CRUDE OIL OUTLOOK:
- WTI crude oil fell 4.6% in two days amid virus and stimulus concerns
- US and Canada oil rig counts continued to climb, according to Baker Hughes
- Oil traders eye Wednesday’s EIA data, expecting a 1.5-million-barrel rise in stockpiles this week
WTI crude oil prices fell for a second day to US$ 38.80, marking a two-day decline of 4.6%. The selloff was primarily due to a rapid rise in global coronavirus infections and dwindling hopes for a US relief package before the presidential election. More than 5 million new Covid-19 cases were reported worldwide in the last 14 days, setting a new record since the pandemic started early this year (chart below).
A two-day climb in the DXY US Dollar index fueled by haven demand also weighed on commodity prices. BP’s chief executive Bernard Looney said in a virtual forum on Monday that the second viral wave may have a larger-than-expected impact on global oil demand.
Falling crude oil prices echo prevailing ‘risk-off’ sentiment, which has also dragged the growth-linked Australian Dollar lower. AUD/USD has fallen 2.3% so far this week, being one of the worst performing G10 currencies.

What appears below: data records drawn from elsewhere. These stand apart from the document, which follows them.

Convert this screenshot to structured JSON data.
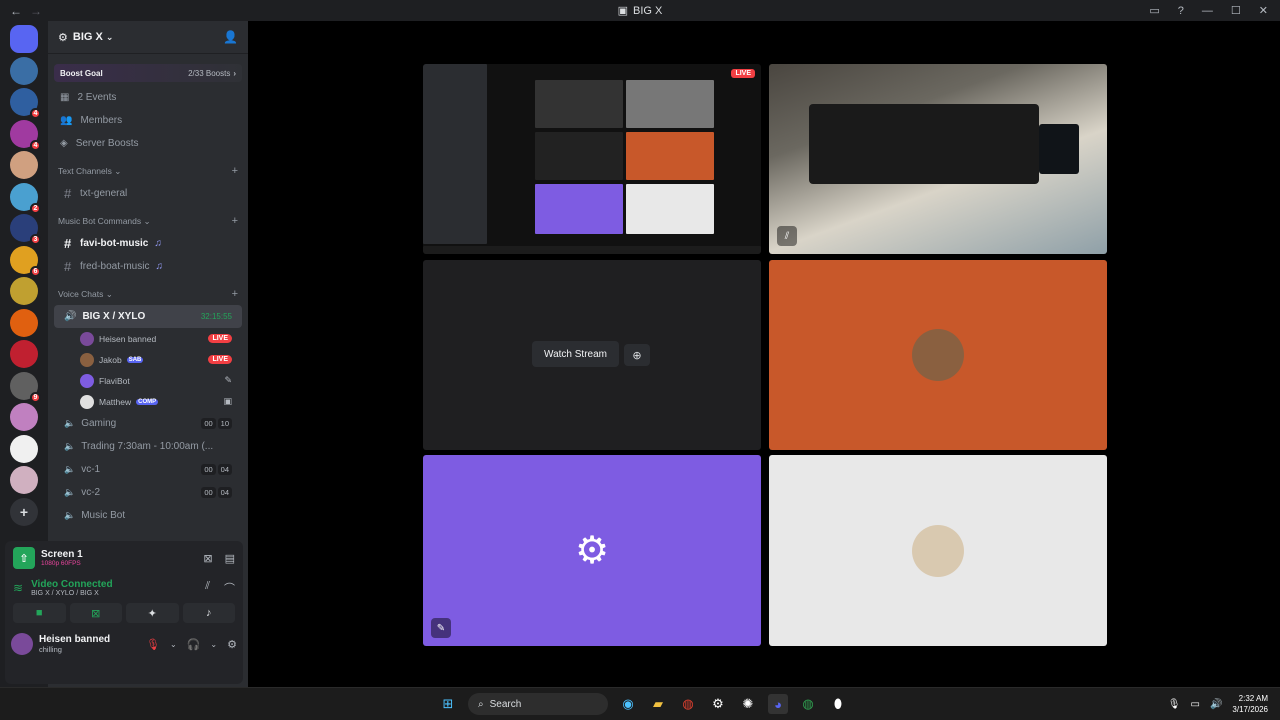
{
  "window": {
    "title": "BIG X"
  },
  "servers": [
    {
      "icon": "discord-home-icon",
      "color": "#5865f2",
      "badge": ""
    },
    {
      "icon": "server-icon",
      "color": "#3a6ea5",
      "badge": ""
    },
    {
      "icon": "server-icon",
      "color": "#2f5fa0",
      "badge": "4"
    },
    {
      "icon": "server-icon",
      "color": "#a03aa0",
      "badge": "4"
    },
    {
      "icon": "server-icon",
      "color": "#d0a080",
      "badge": ""
    },
    {
      "icon": "server-icon",
      "color": "#4aa0d0",
      "badge": "2"
    },
    {
      "icon": "server-icon",
      "color": "#2a3f7a",
      "badge": "3"
    },
    {
      "icon": "server-icon",
      "color": "#e0a020",
      "badge": "6"
    },
    {
      "icon": "server-icon",
      "color": "#c0a030",
      "badge": ""
    },
    {
      "icon": "server-icon",
      "color": "#e06010",
      "badge": ""
    },
    {
      "icon": "server-icon",
      "color": "#c02030",
      "badge": ""
    },
    {
      "icon": "server-icon",
      "color": "#606060",
      "badge": "9"
    },
    {
      "icon": "server-icon",
      "color": "#c080c0",
      "badge": ""
    },
    {
      "icon": "server-icon",
      "color": "#f0f0f0",
      "badge": ""
    },
    {
      "icon": "server-icon",
      "color": "#d0b0c0",
      "badge": ""
    }
  ],
  "guild": {
    "name": "BIG X",
    "boost_label": "Boost Goal",
    "boost_count": "2/33 Boosts",
    "shortcuts": [
      "2 Events",
      "Members",
      "Server Boosts"
    ],
    "categories": {
      "text": "Text Channels",
      "music": "Music Bot Commands",
      "voice": "Voice Chats"
    },
    "text_channels": [
      "txt-general"
    ],
    "music_channels": [
      "favi-bot-music",
      "fred-boat-music"
    ],
    "voice_active": {
      "name": "BIG X / XYLO",
      "timer": "32:15:55"
    },
    "voice_users": [
      {
        "name": "Heisen banned",
        "tag": "",
        "status": "LIVE",
        "color": "#7a4a9a"
      },
      {
        "name": "Jakob",
        "tag": "SAB",
        "status": "LIVE",
        "color": "#8a6040"
      },
      {
        "name": "FlaviBot",
        "tag": "",
        "status": "",
        "color": "#7e5ce2"
      },
      {
        "name": "Matthew",
        "tag": "COMP",
        "status": "",
        "color": "#e0e0e0"
      }
    ],
    "voice_channels": [
      {
        "name": "Gaming",
        "a": "00",
        "b": "10"
      },
      {
        "name": "Trading 7:30am - 10:00am (...",
        "a": "",
        "b": ""
      },
      {
        "name": "vc-1",
        "a": "00",
        "b": "04"
      },
      {
        "name": "vc-2",
        "a": "00",
        "b": "04"
      },
      {
        "name": "Music Bot",
        "a": "",
        "b": ""
      }
    ]
  },
  "panel": {
    "screen_title": "Screen 1",
    "screen_quality": "1080p 60FPS",
    "vc_status": "Video Connected",
    "vc_location": "BIG X / XYLO / BIG X",
    "user_name": "Heisen banned",
    "user_status": "chilling"
  },
  "stage": {
    "live_label": "LIVE",
    "watch_label": "Watch Stream"
  },
  "taskbar": {
    "search": "Search",
    "time": "2:32 AM",
    "date": "3/17/2026"
  }
}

Worldwide Covid-19 new daily cases
Source: Google
Meanwhile, a Baker Hughes report showed that the total number of active oil rigs in North America is still rising (chart below), which may point to higher upstream supplies. The number of oil rigs in the Unite State increased by 5 to 287, while Canada’s rig count rose by 3 to 83 in the week ending October 23rd. Nonetheless, the current rig count level still marks a sharp fall compared to same time last year due to lower demand.
Source: Baker Hughes
Oil traders may also watch this Wednesday’s EIA inventory reports, expecting a 1.5-million-barrel rise in US crude oil stockpiles. Oil prices have historically exhibited a negative correlation with inventory changes, and the past 12 months’ data can be viewed on the chart below. A much higher-than-expected rise in inventories may exert downward pressure on oil prices, and vice versa.
Source: DailyFX
In the medium term, the US crude inventories have been trending lower since July. This favorable trend, however, was mostly offset by a weakening demand outlook, which was evidenced by lower refinery inputs, gasoline production and distillate fuel production. At 488.1 million barrels, the current level of US crude oil inventories is still about 11% above the 5-year average for this time of year.
Without a substantial cut in production, supply may continue to outpace demand in the oil market amid an escalating second viral wave that may cool appetite for energy and fuel.
Technically, WTI crude oil prices failed again to break a key resistance at the US$ 41.00-41.50 area (highlighted on the chart below) and have entered into consolidative period since. The near-term trend appeared to be bearish-biased as the MACD indicator has likely formed a “Death Cross”. The price has also broken the 20-, 50- and 100- Day Simple Moving Average (SMA) lines simultaneously, opening the room for more downside potential. An immediate support level could be found at US$ 38.6 – the lower Bollinger Band.
WTI Crude Oil Price – Daily Chart
IG Client Sentiment shows that 69% of retail traders are net-long oil, versus 31% that are net-short (chart below). Compared to a day ago, retail traders have significantly increased their long positions (+24%) while shedding short positions (-4%). Compared to a week ago, the number of traders net-long has increased by 67% while the net short side has decreased by 38%. From a contrarian point of view, a drastic change in retail traders’ sentiment towards a long-side bias may infer further weakening in crude oil prices.